The earliest state-built concrete arch bridges consisted of a simple “drum” of one or more poured-concrete arches built to accommodate the width of the roadway and the associated sidewalks. Hussey observed that that width was unnecessary because sidewalks don’t have to carry much of a load. In addressing that, he conceived a new type of bridge called a “modified arch.”

In this surprisingly modern design, the vertical or “spandrel” walls of the bridge were inclined back toward the center of the roadway with cantilevered sidewalk brackets anchored to these pitched walls and the arch. The complexity of the wooden forms that gave shape to the concrete during the pouring and curing process were themselves a thing to behold.

In the process, Hussey had come up with a design that was singularly beautiful and exceptionally strong — while using half the volume of concrete required for traditional arch bridges. It was noted in Hussey’s obituary that his “…ideas, although marked by striking originality, had the saving virtue of reasonableness.” This modified arch design remains unique to Rhode Island roads.

I recently walked the paths that hug the Ten Mile upstream of the Hunts Mills Bridge. There is a place, shortly after entering the path, where you can get a good look at the spandrel walls and underside of Hussey’s bridge and, for a moment, consider how his combined grasp of mathematics, physics, the strength of reinforced concrete, and a remarkable design sense coalesced to create a structure that represents — stunningly — the modern adage of “form following function” perhaps as well as any other 20th-century construction we might encounter.
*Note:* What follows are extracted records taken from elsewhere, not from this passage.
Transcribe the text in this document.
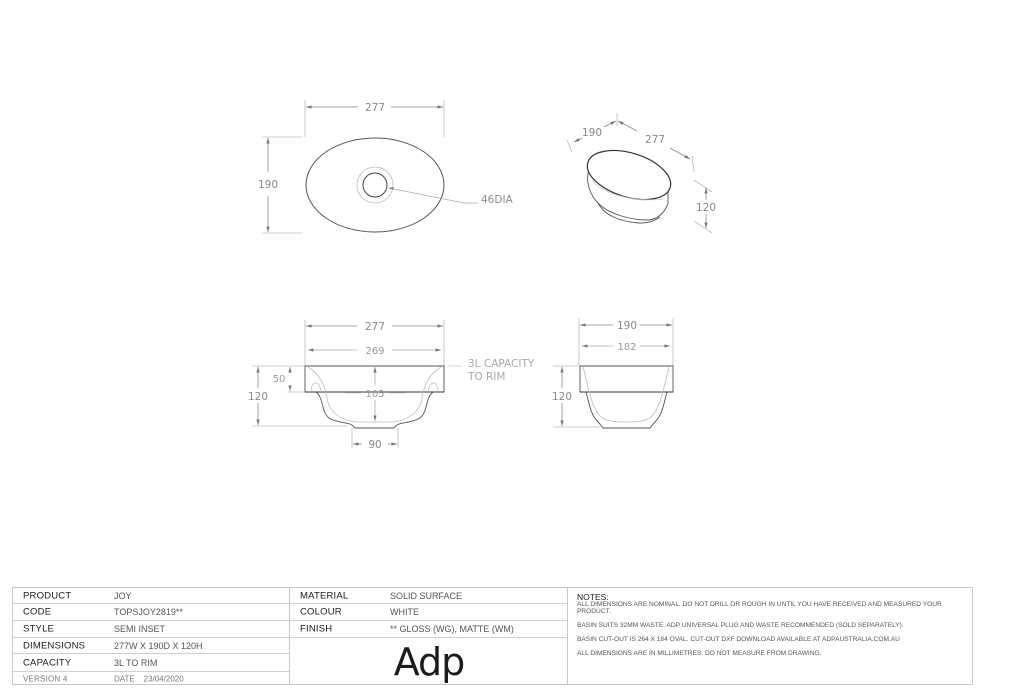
277
190
46DIA
190
277
120
277
269
3L CAPACITY
TO RIM
50
120	105
90
190
182
120
PRODUCT	JOY
CODE	TOPSJOY2819**
STYLE	SEMI INSET
DIMENSIONS	277W X 190D X 120H
CAPACITY	3L TO RIM
VERSION 4	DATE 23/04/2020
MATERIAL	SOLID SURFACE
COLOUR	WHITE
FINISH	** GLOSS (WG), MATTE (WM)
Adp
NOTES:
ALL DIMENSIONS ARE NOMINAL. DO NOT DRILL OR ROUGH IN UNTIL YOU HAVE RECEIVED AND MEASURED YOUR PRODUCT.
BASIN SUITS 32MM WASTE. ADP UNIVERSAL PLUG AND WASTE RECOMMENDED (SOLD SEPARATELY).
BASIN CUT-OUT IS 264 X 184 OVAL. CUT-OUT DXF DOWNLOAD AVAILABLE AT ADPAUSTRALIA.COM.AU
ALL DIMENSIONS ARE IN MILLIMETRES. DO NOT MEASURE FROM DRAWING.
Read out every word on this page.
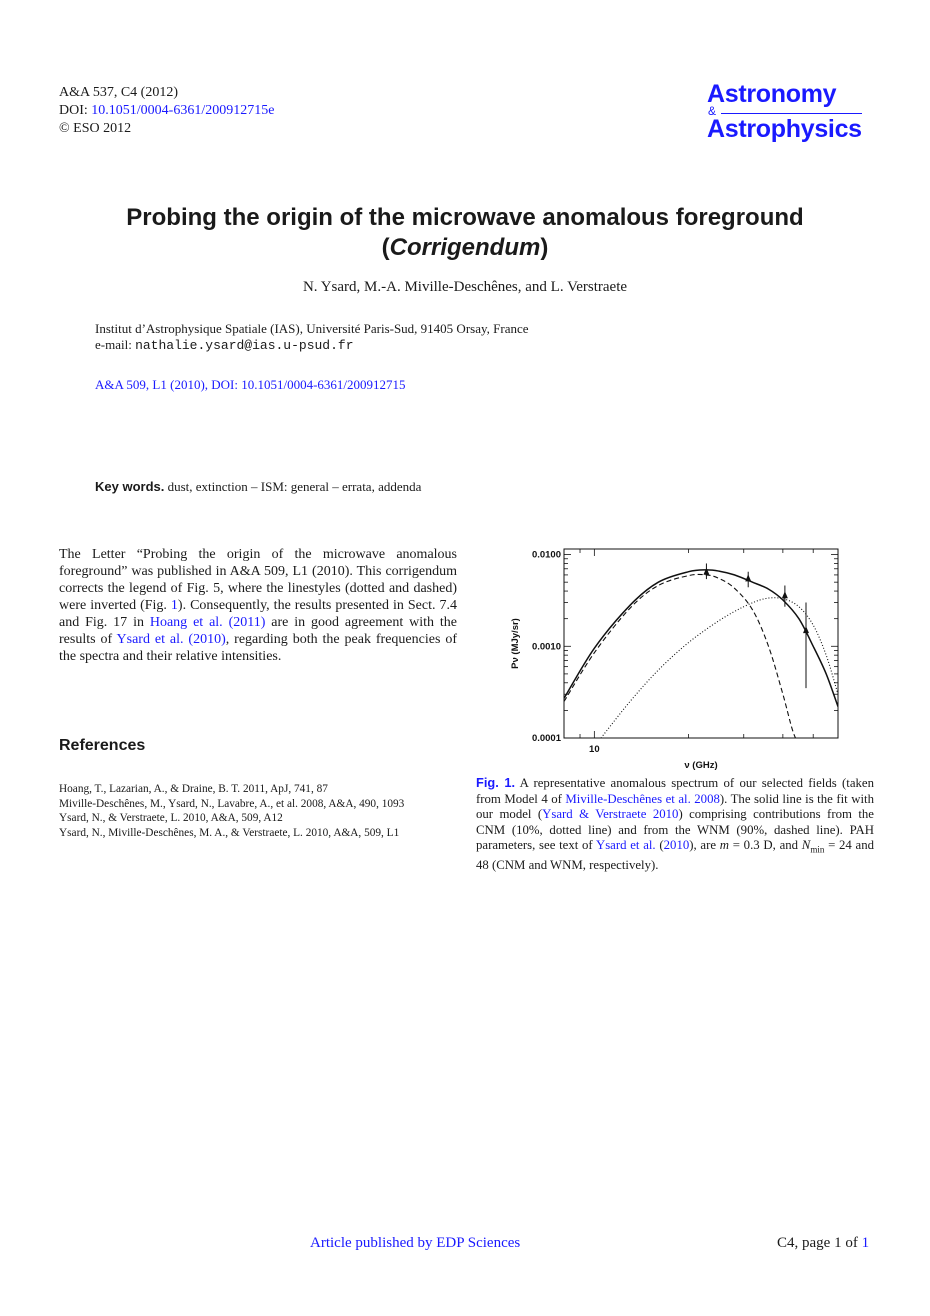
A&A 537, C4 (2012)
DOI: 10.1051/0004-6361/200912715e
© ESO 2012
Astronomy
&
Astrophysics
Probing the origin of the microwave anomalous foreground
(Corrigendum)
N. Ysard, M.-A. Miville-Deschênes, and L. Verstraete
Institut d’Astrophysique Spatiale (IAS), Université Paris-Sud, 91405 Orsay, France
e-mail: nathalie.ysard@ias.u-psud.fr
A&A 509, L1 (2010), DOI: 10.1051/0004-6361/200912715
Key words. dust, extinction – ISM: general – errata, addenda
The Letter “Probing the origin of the microwave anomalous foreground” was published in A&A 509, L1 (2010). This corrigendum corrects the legend of Fig. 5, where the linestyles (dotted and dashed) were inverted (Fig. 1). Consequently, the results presented in Sect. 7.4 and Fig. 17 in Hoang et al. (2011) are in good agreement with the results of Ysard et al. (2010), regarding both the peak frequencies of the spectra and their relative intensities.
References
Hoang, T., Lazarian, A., & Draine, B. T. 2011, ApJ, 741, 87
Miville-Deschênes, M., Ysard, N., Lavabre, A., et al. 2008, A&A, 490, 1093
Ysard, N., & Verstraete, L. 2010, A&A, 509, A12
Ysard, N., Miville-Deschênes, M. A., & Verstraete, L. 2010, A&A, 509, L1
0.0100
0.0010
0.0001
10
ν (GHz)
Pν (MJy/sr)
Fig. 1. A representative anomalous spectrum of our selected fields (taken from Model 4 of Miville-Deschênes et al. 2008). The solid line is the fit with our model (Ysard & Verstraete 2010) comprising contributions from the CNM (10%, dotted line) and from the WNM (90%, dashed line). PAH parameters, see text of Ysard et al. (2010), are m = 0.3 D, and $N_{min} = 24$ and 48 (CNM and WNM, respectively).
Article published by EDP Sciences	C4, page 1 of 1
By the time of Clarence Hussey’s death in 1925, he had overseen the construction of several of these modified arch bridges. Few remain. From the years of his first efforts as a recent MIT graduate, he had grown increasing bold in his designs and confident in the structural strength of reinforced concrete. The Hunts Mills Bridge was one of the last of these bridges, its formal opening occurring a year after his passing.

It’s unfortunate that the enduring memory of the Hunts Mills Bridge for many will be the conspicuous spalling and failure of the concrete railing visible to all of us who drove countless times over the single arch spanning the Ten Mile. A quick look at the elevation from below along the river — before it disappears — tells a very different story.

— Connors is a preservation consultant and historian living in Riverside.